EX-3.1 2 v149307_ex3-1.htm

Exhibit 3.1

RESTATED
CERTIFICATE OF INCORPORATION
OF
WORLDGATE COMMUNICATIONS, INC.*
 
WORLDGATE COMMUNICATIONS, INC., a corporation organized and existing under and by virtue of the Delaware General Corporation Law (the “Corporation”), does hereby certify that:
 
FIRST: The name of the Corporation is WorldGate Communications, Inc. (hereinafter, the “Corporation”).
 
SECOND: The address of the Corporation’s registered office in the State of Delaware is Corporation Trust Center, 1209 Orange Street, Wilmington, DE 19801, in the county of New Castle. The name of the Corporation’s registered agent at such address is The Corporation Trust Company.
 
THIRD: The purpose of the Corporation is to engage in any lawful act or activity for which corporations may be organized under the DGCL.
 
FOURTH: The amount of total authorized capital stock of the Corporation is 713,500,000 shares divided into 700,000,000 shares of Common Stock, par value $.01 per share (the "Common Stock"), and 13,500,000 shares of preferred stock, par value $.01 per share (the "Preferred Stock").
 
(a)                        COMMON STOCK.
 
(i) All outstanding shares of Common Stock shall be identical and shall entitle the holders thereof to the same rights and privileges. The holders of shares of Common Stock shall have no preemptive or preferential rights of subscription to any shares of any class of capital stock of the Corporation.
 
(ii) When, as and if dividends or distributions are declared on outstanding shares of Common Stock, whether payable in cash, in property or in securities of the Corporation, the holders of outstanding shares of Common Stock shall be entitled to share equally in such dividends and distributions.
 
(iii) Upon any liquidation, dissolution or winding up of the Corporation, whether voluntary or involuntary, the holders of outstanding shares of Common Stock shall be entitled to share equally in the assets of the Corporation to be distributed among the holders of shares of Common Stock.
 
(iv) The holders of outstanding shares of Common Stock shall have the right to vote on (or, as provided by law, take action by consent with respect to) the election and removal of the directors of the Corporation and on, and with respect to, all other matters to be voted on or consented to by the stockholders of the Corporation, and each holder shall be entitled to one vote for each share of Common Stock held.
 
(b)                       PREFERRED STOCK. The Board of Directors shall have the authority at any time and from time to time, by resolution, to divide the Preferred Stock into classes and into series within any class or classes, and to determine the designation and the number of shares of any class or series and the relative rights, powers, preferences, qualifications, restrictions and limitations of the shares of any class or series.
 

* Reflecting the Certificates of Amendment to Certificate of Incorporation, dated October 18, 2004, dated October 13, 2006, dated February 10, 2009 and dated March 23, 2009.
 

 
FIFTH: In furtherance and not in limitation of the general powers conferred by the laws of the State of Delaware, the Board of Directors is expressly authorized to make, alter or repeal the Bylaws of the Corporation, except as specifically otherwise provided therein.
 
SIXTH: A director of the Corporation shall have no personal liability to the Corporation or its stockholders for monetary damages for breach of fiduciary duty as a director except to the extent that Section 102(b)(7) (or any successor provision) of the DGCL, as amended from time to time, expressly provides that the liability of a director may not be eliminated or limited.
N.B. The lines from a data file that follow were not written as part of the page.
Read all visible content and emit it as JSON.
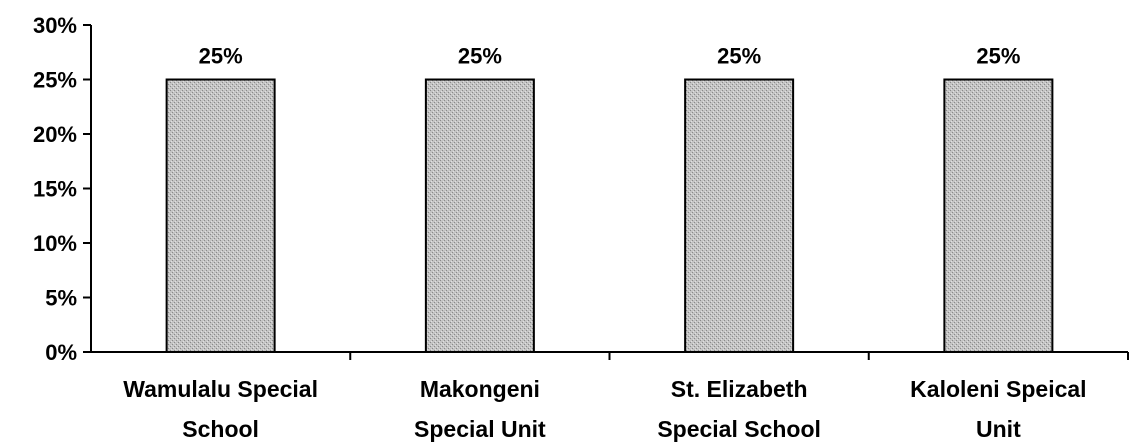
{
  "chart_data": {
    "type": "bar",
    "title": "",
    "xlabel": "",
    "ylabel": "",
    "categories": [
      [
        "Wamulalu Special",
        "School"
      ],
      [
        "Makongeni",
        "Special Unit"
      ],
      [
        "St. Elizabeth",
        "Special School"
      ],
      [
        "Kaloleni Speical",
        "Unit"
      ]
    ],
    "values": [
      25,
      25,
      25,
      25
    ],
    "data_labels": [
      "25%",
      "25%",
      "25%",
      "25%"
    ],
    "ylim": [
      0,
      30
    ],
    "yticks": [
      0,
      5,
      10,
      15,
      20,
      25,
      30
    ],
    "ytick_labels": [
      "0%",
      "5%",
      "10%",
      "15%",
      "20%",
      "25%",
      "30%"
    ],
    "grid": false,
    "legend": "none",
    "bar_fill": "#b8b8b8",
    "bar_stroke": "#000000",
    "axis_color": "#000000"
  }
}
No amendment or repeal of this paragraph SIXTH shall apply to or have any effect on the liability or alleged liability of any director of the Corporation for or with respect to any acts or omissions of such director occurring prior to such amendment or repeal.
 
SEVENTH: Whenever a compromise or arrangement is proposed between this Corporation and its creditors or any class of them and/or between this Corporation and its stockholders or any class of them, any court of equitable jurisdiction within the State of Delaware may, on the application in a summary way of this Corporation or of any creditor or stockholder thereof or on the application of any receiver or receivers appointed for this Corporation under the provisions of Section 291 of Title 8 of the Delaware Code or on the application of trustees in dissolution or of any receiver or receivers appointed for this Corporation under the provisions of Section 279 of Title 8 of the Delaware Code, order a meeting of the creditors or class of creditors, and/or of the stockholders or class of stockholders of this Corporation, as the case may be, to be summoned in such manner as the said court directs. If a majority in number representing three-fourths in value of the creditors or class of creditors, and/or of the stockholders or class of stockholders of this Corporation, as the case may be, agree to any compromise or arrangement and to any reorganization of this Corporation as a consequence of such compromise or arrangement, the said compromise or arrangement and the said reorganization shall, if sanctioned by the court to which the said application has been made, be binding on all the creditors or class of creditors, and/or on all the stockholders or class of stockholders of this Corporation, as the case may be, and also on this Corporation.